Second, probability 1/2 won't work, it doesn't give a uniform
distribution. In order to get that, the remaining input  xs  has to be
partitioned into two lists  xs = (ls,rs)  such that
     probability that  length ys == k  is   1/(n `over` k)
where
     n `over` k = n! / (k! * (n-k)!)
is the binomial coefficient. After all, calling "quickrandom"
recursively on each of the two lists will give two permutations with
probability  1/k!  and  1/(n-k)!  and the probability for a compound
permutation is
    1/(n `over` k) * 1/k! * 1/(n-k)! = 1/n!
as desired. In contrast, distributing elements with probability 1/2
would give
    probability that  length ys == k  is  (n `over` k) * 2^(-n)
which would skew the distribution heavily towards permutations where the
pivot element is in the middle.
However, it is possible to divide the list properly, though I haven't
worked out the exact numbers.
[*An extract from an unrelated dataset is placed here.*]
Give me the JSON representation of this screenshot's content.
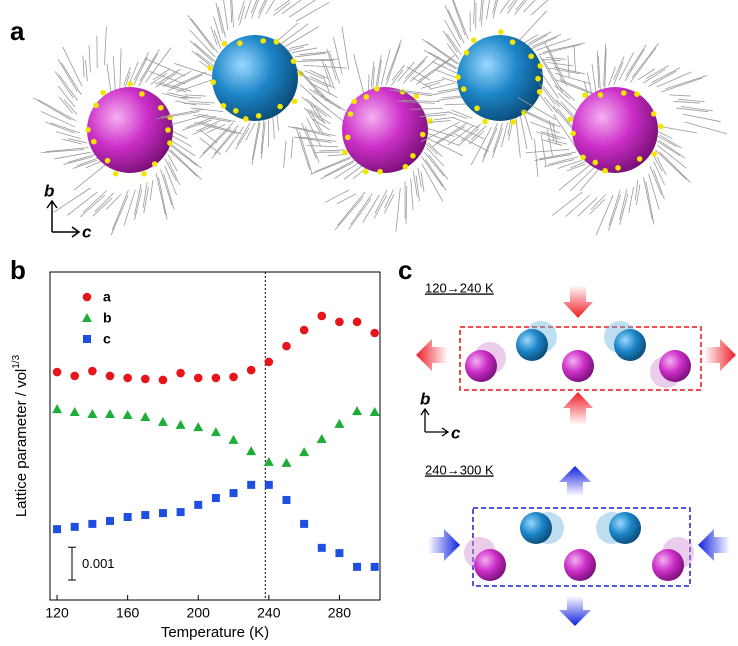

The method would be
     divide (x:xs) = do
          (ls,rs) <- divide xs
          random  <- uniform (0, 1) :: Random Double
          if random <= p (length xs) (length ls)
              then return (x:ls, rs)
              else return (ls, x:rs)
where the probability  p  of putting the element  x  into the left part
has to be chosen such that
    1/(n `over` k) =
        1/(n-1 `over` k-1) * p (n-1) (k-1)
      + 1/(n-1 `over` k  ) * (1 - p (n-1) k)
Regards,
Heinrich Apfelmus